Hidden Gems as Pointed Out by an Experienced Tummy Tuck Surgeon
All tummy tucks get rid of excess skin from the lower abdomen and hopefully a large number of stretch marks and lower abdominal scars. This alone gives a remarkable improvement but should serve as only the beginning if you truly want the ultimate tummy tuck. Besides getting rid of excess skin, what are the “little things” that yield a fabulous result after a tummy tuck? Actually, there are a lot of finer details which include a good quality scar that is properly located so it can be hidden by panties or a bathing suit bottom, a youthful appearing, vertical belly button with a hidden scar, an hour glass shaped waistline, the lack of a need to “keep it sucked it,” and an elevated mons pubis. These elements require attention to detail and proper markings preoperatively.
Let’s begin with the lower abdominal scar. The best scar is obtained by a three layered closure with the key layer being Scarpa’s fascia. This is the tension reducer that diminishes the risk of a raised, red scar or the tethered down, depressed scar appearance. The length of this scar is dictated by the amount of excess skin. One is better off to accept a longer scar than one that is too short and leaves excess skin at the ends resulting in “dog ears.” It is important to ignore natural transition areas between the abdomen proper and the mons. This will often result in a scar that is too high and is visible in even modest swimwear. I choose to place my incision below any preexisting scar from prior gynecologic surgery or C-sections. A safe bet on scar location is seven centimeters above the vulvar commissure as measured under tension. This allows for excision of any existing lower abdominal scars and places the final scar strategically low on the abdomen.
The belly button is of paramount importance. A youthful belly button has a vertical orientation, superior hooding, and is located at the level of the hip bones. With aging, pregnancies and weight fluctuations, the umbilicus may take on the appearance of a frown. During a tummy tuck the umbilical stalk is left attached to the underlying muscles and is then brought out and reattached to the skin after it is pulled tight. Surgical experience provides the basis of knowing the correct incisional pattern to emulate a youthful, vertically oriented appearance and allows the scar to be tucked into the stalk and nearly invisible. Size is of importance as an under or oversized belly button can be unattractive.
Tightening the underlying muscles and correcting the separation (diastasis) should flatten the abdomen and give a “sucked in” appearance at all times, including when one is “relaxed.” It also accentuates the hour glass shape of the ideal female figure. The male abdomen is squarer and thus correct tightening of these muscles accentuates the femininity of a woman. If left uncorrected, a patient will continue to look bloated or pregnant.

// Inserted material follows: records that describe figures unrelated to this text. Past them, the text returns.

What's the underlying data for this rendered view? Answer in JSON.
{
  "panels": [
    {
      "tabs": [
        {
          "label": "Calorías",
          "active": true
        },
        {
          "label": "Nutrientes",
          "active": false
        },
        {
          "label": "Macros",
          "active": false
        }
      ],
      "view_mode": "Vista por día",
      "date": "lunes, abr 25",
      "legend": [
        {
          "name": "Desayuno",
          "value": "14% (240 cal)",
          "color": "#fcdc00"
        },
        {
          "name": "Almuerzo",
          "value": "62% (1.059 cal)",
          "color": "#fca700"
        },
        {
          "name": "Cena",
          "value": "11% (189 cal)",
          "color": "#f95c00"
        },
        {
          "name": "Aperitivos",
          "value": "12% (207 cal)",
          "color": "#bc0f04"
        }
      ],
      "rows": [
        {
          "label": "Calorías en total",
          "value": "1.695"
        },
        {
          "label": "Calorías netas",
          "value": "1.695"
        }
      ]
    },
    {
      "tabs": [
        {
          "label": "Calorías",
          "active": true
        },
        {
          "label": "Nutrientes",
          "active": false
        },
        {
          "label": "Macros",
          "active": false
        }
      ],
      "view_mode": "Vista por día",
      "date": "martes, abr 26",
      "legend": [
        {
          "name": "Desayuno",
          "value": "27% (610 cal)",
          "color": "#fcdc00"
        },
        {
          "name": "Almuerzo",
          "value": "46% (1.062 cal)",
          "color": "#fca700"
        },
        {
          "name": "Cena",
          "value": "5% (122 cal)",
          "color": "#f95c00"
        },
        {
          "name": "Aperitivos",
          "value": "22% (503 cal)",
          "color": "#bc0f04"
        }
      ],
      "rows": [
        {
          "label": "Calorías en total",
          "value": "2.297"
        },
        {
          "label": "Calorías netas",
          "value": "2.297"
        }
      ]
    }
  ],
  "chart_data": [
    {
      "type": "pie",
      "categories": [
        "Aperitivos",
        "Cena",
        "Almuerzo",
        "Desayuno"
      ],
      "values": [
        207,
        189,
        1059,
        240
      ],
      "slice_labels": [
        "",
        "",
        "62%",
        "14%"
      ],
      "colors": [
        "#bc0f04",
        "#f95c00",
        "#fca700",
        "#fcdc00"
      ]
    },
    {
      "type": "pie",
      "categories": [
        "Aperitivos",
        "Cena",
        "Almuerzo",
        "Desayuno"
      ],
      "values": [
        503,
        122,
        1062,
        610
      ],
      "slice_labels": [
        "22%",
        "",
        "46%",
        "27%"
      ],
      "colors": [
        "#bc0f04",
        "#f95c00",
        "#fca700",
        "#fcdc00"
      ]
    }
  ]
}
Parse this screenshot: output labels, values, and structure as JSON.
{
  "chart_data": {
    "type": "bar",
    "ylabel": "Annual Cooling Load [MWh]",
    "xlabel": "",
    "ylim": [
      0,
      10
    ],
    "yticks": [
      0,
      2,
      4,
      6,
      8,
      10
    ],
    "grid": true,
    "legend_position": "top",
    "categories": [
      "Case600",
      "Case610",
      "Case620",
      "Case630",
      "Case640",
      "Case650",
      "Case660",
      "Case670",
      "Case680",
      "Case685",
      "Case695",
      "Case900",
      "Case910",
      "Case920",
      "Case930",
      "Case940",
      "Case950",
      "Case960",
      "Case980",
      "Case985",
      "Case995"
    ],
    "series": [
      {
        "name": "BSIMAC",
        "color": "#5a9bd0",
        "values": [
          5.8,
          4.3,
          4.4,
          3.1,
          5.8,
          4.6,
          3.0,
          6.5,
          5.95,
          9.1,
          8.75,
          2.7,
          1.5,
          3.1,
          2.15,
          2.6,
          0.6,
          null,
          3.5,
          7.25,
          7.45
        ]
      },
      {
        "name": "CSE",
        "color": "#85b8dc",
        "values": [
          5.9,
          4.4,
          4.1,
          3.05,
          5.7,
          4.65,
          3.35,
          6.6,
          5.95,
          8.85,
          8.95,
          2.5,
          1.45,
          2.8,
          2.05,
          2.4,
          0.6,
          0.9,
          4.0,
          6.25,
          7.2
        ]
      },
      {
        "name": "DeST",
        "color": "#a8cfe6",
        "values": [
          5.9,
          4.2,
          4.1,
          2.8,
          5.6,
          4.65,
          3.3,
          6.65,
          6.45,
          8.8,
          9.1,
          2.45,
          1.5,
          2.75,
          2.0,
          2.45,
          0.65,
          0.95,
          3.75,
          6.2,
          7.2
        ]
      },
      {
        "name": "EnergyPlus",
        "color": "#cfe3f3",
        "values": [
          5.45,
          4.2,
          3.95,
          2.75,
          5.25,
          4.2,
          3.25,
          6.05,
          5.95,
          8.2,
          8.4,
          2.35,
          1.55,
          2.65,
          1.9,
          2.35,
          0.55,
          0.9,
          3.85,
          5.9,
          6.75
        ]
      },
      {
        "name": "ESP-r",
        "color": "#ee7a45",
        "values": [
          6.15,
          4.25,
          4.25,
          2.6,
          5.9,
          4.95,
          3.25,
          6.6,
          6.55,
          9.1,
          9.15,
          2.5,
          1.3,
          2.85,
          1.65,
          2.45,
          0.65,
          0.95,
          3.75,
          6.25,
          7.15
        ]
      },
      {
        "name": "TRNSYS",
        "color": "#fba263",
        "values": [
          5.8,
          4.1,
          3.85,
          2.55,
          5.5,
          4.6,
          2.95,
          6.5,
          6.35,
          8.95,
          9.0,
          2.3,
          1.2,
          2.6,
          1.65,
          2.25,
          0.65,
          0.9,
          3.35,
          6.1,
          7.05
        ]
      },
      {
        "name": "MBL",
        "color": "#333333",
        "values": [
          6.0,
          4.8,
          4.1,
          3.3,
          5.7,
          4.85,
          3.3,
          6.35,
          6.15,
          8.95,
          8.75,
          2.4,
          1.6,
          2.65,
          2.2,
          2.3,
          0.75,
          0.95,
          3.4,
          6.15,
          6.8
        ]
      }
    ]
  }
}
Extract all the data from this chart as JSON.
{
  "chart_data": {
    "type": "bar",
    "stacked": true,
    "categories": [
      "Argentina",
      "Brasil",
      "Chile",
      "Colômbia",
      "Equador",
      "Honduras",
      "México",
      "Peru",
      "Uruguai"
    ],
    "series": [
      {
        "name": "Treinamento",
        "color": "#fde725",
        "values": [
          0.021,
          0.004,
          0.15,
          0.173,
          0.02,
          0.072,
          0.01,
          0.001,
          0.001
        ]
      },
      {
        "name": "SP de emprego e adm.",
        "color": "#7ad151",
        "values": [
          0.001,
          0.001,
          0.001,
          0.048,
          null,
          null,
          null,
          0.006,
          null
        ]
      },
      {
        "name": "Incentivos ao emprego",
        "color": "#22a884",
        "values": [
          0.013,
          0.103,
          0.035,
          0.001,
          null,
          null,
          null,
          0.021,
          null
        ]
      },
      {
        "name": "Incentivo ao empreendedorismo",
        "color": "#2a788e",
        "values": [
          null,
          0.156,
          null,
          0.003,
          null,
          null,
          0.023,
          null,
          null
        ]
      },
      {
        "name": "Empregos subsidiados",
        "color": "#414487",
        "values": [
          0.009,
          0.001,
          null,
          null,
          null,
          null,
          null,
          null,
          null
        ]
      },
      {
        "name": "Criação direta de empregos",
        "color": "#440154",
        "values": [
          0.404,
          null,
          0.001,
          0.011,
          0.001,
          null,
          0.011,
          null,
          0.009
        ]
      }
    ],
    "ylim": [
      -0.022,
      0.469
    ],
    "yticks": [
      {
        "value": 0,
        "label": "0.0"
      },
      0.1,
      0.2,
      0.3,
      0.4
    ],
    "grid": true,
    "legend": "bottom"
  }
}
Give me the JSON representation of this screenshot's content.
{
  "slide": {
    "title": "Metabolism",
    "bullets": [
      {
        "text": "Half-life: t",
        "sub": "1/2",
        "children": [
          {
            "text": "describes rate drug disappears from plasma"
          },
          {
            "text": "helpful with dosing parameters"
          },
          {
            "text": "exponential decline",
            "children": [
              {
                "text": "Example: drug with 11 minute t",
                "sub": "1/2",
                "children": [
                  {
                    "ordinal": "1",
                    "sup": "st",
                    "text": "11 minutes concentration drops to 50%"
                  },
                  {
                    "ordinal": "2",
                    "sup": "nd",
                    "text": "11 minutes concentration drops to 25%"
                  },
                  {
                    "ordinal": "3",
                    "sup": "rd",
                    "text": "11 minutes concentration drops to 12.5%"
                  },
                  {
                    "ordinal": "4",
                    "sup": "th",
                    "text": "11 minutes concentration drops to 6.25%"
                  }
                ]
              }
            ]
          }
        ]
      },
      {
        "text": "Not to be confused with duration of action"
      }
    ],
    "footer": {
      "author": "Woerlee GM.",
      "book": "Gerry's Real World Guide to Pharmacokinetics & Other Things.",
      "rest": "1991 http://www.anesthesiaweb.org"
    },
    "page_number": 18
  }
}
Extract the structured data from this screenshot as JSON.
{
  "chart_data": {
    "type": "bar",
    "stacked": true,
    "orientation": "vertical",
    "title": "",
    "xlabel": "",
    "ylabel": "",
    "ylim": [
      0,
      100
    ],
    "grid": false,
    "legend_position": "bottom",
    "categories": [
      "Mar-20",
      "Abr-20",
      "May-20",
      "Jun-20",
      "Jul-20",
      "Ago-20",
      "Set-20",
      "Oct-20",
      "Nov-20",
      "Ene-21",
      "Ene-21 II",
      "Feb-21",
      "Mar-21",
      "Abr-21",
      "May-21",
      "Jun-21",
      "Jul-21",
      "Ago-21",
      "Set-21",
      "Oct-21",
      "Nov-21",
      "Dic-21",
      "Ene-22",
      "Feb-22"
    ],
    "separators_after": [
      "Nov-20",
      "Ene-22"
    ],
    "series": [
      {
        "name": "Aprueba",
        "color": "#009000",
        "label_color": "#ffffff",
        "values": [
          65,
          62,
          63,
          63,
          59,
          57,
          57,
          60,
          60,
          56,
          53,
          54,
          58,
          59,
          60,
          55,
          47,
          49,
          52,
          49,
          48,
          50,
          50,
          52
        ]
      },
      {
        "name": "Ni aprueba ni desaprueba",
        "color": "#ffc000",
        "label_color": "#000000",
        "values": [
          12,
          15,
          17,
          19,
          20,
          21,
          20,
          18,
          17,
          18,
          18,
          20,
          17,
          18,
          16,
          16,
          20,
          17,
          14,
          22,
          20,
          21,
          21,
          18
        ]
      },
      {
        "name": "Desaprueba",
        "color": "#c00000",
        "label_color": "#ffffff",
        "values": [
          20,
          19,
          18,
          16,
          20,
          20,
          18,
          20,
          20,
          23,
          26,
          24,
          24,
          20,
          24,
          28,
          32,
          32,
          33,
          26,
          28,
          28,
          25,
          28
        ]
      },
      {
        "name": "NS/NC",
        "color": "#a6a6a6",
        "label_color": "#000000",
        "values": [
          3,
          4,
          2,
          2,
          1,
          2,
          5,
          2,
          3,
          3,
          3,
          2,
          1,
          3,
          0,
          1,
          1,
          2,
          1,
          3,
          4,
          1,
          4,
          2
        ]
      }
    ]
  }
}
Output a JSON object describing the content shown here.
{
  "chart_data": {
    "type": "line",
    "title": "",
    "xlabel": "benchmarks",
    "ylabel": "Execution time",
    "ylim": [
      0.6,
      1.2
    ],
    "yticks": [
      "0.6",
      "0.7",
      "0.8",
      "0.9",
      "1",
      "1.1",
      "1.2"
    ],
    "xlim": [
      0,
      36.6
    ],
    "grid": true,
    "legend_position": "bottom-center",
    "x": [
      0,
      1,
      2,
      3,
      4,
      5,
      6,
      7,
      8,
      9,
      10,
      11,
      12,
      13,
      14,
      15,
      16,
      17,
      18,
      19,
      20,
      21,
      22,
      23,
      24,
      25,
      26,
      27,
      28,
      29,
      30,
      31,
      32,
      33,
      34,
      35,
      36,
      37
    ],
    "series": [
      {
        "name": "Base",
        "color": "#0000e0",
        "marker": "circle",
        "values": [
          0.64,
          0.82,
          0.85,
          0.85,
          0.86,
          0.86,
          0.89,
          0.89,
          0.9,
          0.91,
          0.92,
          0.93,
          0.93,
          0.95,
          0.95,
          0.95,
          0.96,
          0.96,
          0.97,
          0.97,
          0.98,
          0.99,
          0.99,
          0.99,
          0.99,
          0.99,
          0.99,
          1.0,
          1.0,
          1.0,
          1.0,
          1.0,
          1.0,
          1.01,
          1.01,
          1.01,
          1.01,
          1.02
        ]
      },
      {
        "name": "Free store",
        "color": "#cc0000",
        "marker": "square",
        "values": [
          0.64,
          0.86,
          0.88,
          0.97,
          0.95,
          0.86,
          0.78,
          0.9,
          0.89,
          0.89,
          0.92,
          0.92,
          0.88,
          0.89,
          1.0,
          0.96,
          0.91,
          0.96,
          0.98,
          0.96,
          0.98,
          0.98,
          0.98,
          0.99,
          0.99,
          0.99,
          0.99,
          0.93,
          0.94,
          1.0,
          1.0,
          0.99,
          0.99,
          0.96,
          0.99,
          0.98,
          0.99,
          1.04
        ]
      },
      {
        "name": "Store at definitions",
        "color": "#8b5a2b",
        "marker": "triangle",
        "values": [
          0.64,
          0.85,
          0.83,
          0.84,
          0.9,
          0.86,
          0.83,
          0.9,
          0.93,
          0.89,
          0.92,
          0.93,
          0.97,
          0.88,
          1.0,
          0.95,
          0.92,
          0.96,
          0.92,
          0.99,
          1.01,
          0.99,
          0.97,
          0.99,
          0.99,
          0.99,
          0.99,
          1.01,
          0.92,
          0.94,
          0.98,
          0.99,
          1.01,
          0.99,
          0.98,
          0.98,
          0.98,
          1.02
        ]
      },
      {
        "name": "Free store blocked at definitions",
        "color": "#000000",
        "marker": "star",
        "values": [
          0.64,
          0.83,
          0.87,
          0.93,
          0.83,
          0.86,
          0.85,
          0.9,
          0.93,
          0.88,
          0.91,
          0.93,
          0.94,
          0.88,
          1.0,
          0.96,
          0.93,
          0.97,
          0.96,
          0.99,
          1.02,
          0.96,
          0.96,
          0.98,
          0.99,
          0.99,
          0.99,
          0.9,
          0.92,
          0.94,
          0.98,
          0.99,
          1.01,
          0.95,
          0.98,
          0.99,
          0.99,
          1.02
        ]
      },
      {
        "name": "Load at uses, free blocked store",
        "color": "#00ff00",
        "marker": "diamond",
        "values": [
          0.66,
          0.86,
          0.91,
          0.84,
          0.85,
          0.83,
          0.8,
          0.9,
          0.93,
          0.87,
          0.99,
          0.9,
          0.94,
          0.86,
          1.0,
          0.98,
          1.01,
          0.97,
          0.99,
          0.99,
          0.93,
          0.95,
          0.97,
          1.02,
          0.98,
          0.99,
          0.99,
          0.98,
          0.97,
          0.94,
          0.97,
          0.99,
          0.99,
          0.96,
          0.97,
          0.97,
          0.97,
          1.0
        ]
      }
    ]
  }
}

Finally, one giant plus associated with a properly done abdominoplasty is elevation of the mons pubis. The mons serves as padding over the pubic bone and at times, the padding can be excessive and with aging, pregnancy and laxity the mons will droop. No one will find a fluffy, droopy mons attractive and thus it requires surgical attention as well. I usually liposuction the mons if fatty and/or directly excise the fat below Scarpa’s fascia to help flatten it out. Suturing Scarpa’s fascia to the superior flap that is being pulled down elevates and properly positions the droopy mons and results in a youthful appearance of this area.
In my practice, I combine liposuction with the tummy tuck. We suction in the areas under the ribs and in the uppermost central abdomen so those areas are flattened to match the lower abdomen. In some patients, liposuction cannot be done in the lower central abdomen simultaneously with a tummy tuck for fear of losing the blood supply and having wound healing issues. It is important to liposuction over the hour glass area, love handles, and bra strap areas of the back to really reduce one’s waistline.
Surgeons are now employing techniques that may obviate the use of drains after surgery. No patient wants the inconvenience of drains. I employ progressive tension sutures which help the skin flap adhere to the underlying muscles. A new tissue glue has recently been approved to help tack down the flap and has exciting potential.
My last point is perhaps the most important and that is patient safety. As a surgeon, I always strive for perfection and safety. Make one hundred percent sure your surgeon takes proactive steps to prevent deep venous thrombosis (DVT or blood clots). This requires the use of pneumatic stockings during surgery and an injectable blood clot preventative after surgery.